Sama nie korzystam jeszcze z nich, ale nie wiem, czy nie zacznę 🙂
Polecę ten artykuł siostrze, gdyż siostrzenica uwielbia różne zmiany. A może j ja się kiedyś skuszę i wypróbuję którąś z powyższych propozycji. 🙂
Akurat jestem na etapie szukania czegos dla swoich włosów. Także muszę przetestować 🙂
OH My Nude wygląda bardzo interesujaco 🙂
A Wella? U mnie bardzo dobrze się sprawdza
Który spray dokładnie? Postaram się, żeby trafił do kolejnego rankingu 🙂
Z żadnego z nich jeszcze nie korzystałam.
Oj żadnego z tych produktów nie widziałem na półce żony.
Gdy udam się na zakupy, będę teraz wiedzieć czego szukać.
Wolę spraye do włosów niż odżywki – są mniej czasochłonne i nie obciążają włosów. Choć podobno odżywki są dla włosów zdrowsze.
Liquid Keratin też miaąłm nieprzyjemność używać i u mnie też nie ma zauważalnych efektów.
wstyd sie przyznac ze nie mialam nic
Mam ten pomarańczowy spray, a raczej odżywkę z keratyną. Ale nie mogę jej zmęczyć… Coś jest w niej nie tak.
Widzę, że mamy podobne odczucia. Coś w tym jest 🙂
No i nie przetłuszczać 🙂 Bardzo lubię spray -e do włosów i z ciekawością przeczytałam 🙂
Takie posty to ja rozumiem 😉
Ten drugi spray miała moja mama, w sumie to nadal go ma i jest z niego bardzo zadowolona. Włosy lepiej sie układają, są podatne na układanie , miękkie. Pozostałych produktów nie miałam.
Mam bardzo długie włosy i kiedyś fryzjerka powiedziała mi, żeby ich niczym nie obciążać (odżywka tylko do spłukiwania). Wzięłam sobie jej radę do serca, chociaż czasami używam płynu, dzięki któremu się tak nie elektryzują.

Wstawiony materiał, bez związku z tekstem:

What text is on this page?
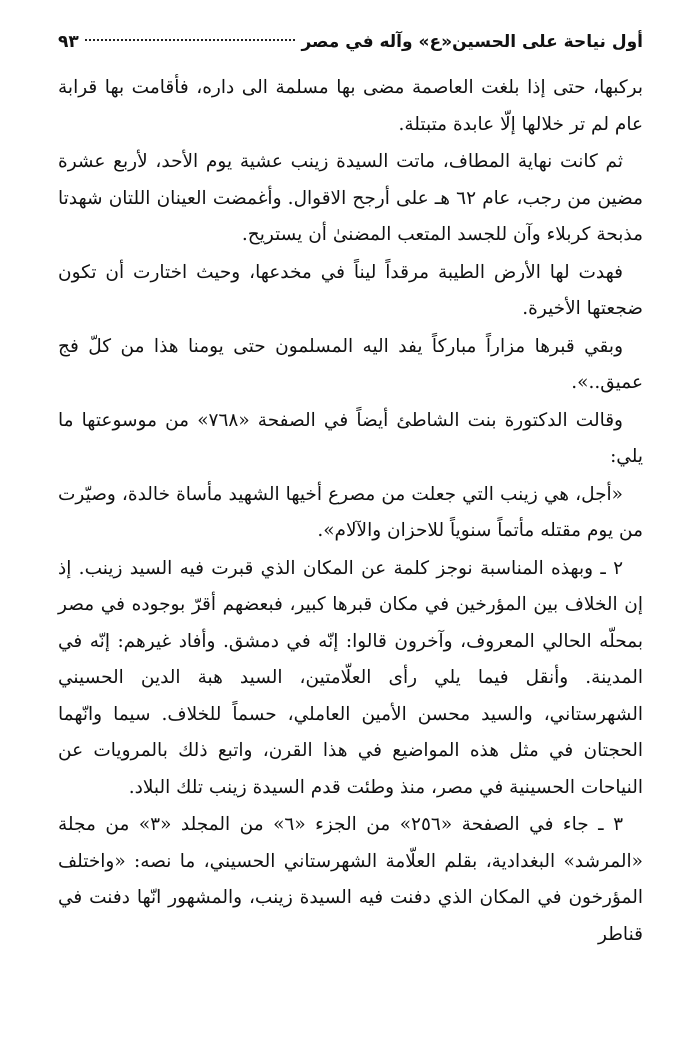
أول نياحة على الحسين«ع» وآله في مصر
٩٣

بركبها، حتى إذا بلغت العاصمة مضى بها مسلمة الى داره، فأقامت بها قرابة عام لم تر خلالها إلّا عابدة متبتلة.

ثم كانت نهاية المطاف، ماتت السيدة زينب عشية يوم الأحد، لأربع عشرة مضين من رجب، عام ٦٢ هـ على أرجح الاقوال. وأغمضت العينان اللتان شهدتا مذبحة كربلاء وآن للجسد المتعب المضنىٰ أن يستريح.

فهدت لها الأرض الطيبة مرقداً ليناً في مخدعها، وحيث اختارت أن تكون ضجعتها الأخيرة.

وبقي قبرها مزاراً مباركاً يفد اليه المسلمون حتى يومنا هذا من كلّ فج عميق..».

وقالت الدكتورة بنت الشاطئ أيضاً في الصفحة «٧٦٨» من موسوعتها ما يلي:

«أجل، هي زينب التي جعلت من مصرع أخيها الشهيد مأساة خالدة، وصيّرت من يوم مقتله مأتماً سنوياً للاحزان والآلام».

٢ ـ وبهذه المناسبة نوجز كلمة عن المكان الذي قبرت فيه السيد زينب. إذ إن الخلاف بين المؤرخين في مكان قبرها كبير، فبعضهم أقرّ بوجوده في مصر بمحلّه الحالي المعروف، وآخرون قالوا: إنّه في دمشق. وأفاد غيرهم: إنّه في المدينة. وأنقل فيما يلي رأى العلّامتين، السيد هبة الدين الحسيني الشهرستاني، والسيد محسن الأمين العاملي، حسماً للخلاف. سيما وانّهما الحجتان في مثل هذه المواضيع في هذا القرن، واتبع ذلك بالمرويات عن النياحات الحسينية في مصر، منذ وطئت قدم السيدة زينب تلك البلاد.

٣ ـ جاء في الصفحة «٢٥٦» من الجزء «٦» من المجلد «٣» من مجلة «المرشد» البغدادية، بقلم العلّامة الشهرستاني الحسيني، ما نصه: «واختلف المؤرخون في المكان الذي دفنت فيه السيدة زينب، والمشهور انّها دفنت في قناطر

Ja jak na razie stosuję skrzypową odżywkę w sprey’u z Herbal Care 🙂 Niektóre z ukazanych kosmetyków znam. Fajnie że zrobiłaś taki post bo ostatnio zastanawiam się nad zakupem jakiegoś fajnego kosmetyku do moich włosów. Dzięki Tobie wiem co jest warte uwagi 🙂
pozdrówki
Miałam ten z O’Herbal i mam o nim podobne zdanie. Na początku myślałam, że to przez moje grube gęste i ciężkie włosy, ale jak widzę nie tylko ja nie widziałam efektów więc raczej to badziew a nie dobry kosmetyk 😉
Dawno nie używałam odżywek w sprayu. Kiedyś byłam od nich uzależniona i nie mogłam obejść się bez popsikania włosów po ich umyciu. Dziś wolę jednak odżywki, które mogę nałożyć na kilka chwil i od razu zmyć. Chociaż przyznam, że czasami przydałaby mi się odżywka w sprayu, więc może kiedyś ponownie się na jakąś skuszę. Nie miałam żadnej z Twojego zestawienia, ale szczerze mówiąć żadna też mnie nie porwała na tyle, by w przyszłości je kupić. No może O’Herbal mimo zapachu o którym piszesz bym spróbowała 😉
Ja sprayów raczej nie używam, chyba że utrwalających lub zabezpieczających. Jednak tych pokazanych przez ciebie nie znam.
Obecnie jest wiele różnych sprayów dostępnych w sklepach. Dzięki nim można osiągnąć bardzo różne efekty od poprawy objętości, wzmocnienia, jak i stylizację. Ja najczęściej używam spray do ochrony włosów i utrwalania fryzur. Niestety, przy takich przesuszających się włosach, zbyt częste używanie takich kosmetyków zanadto je wysusza.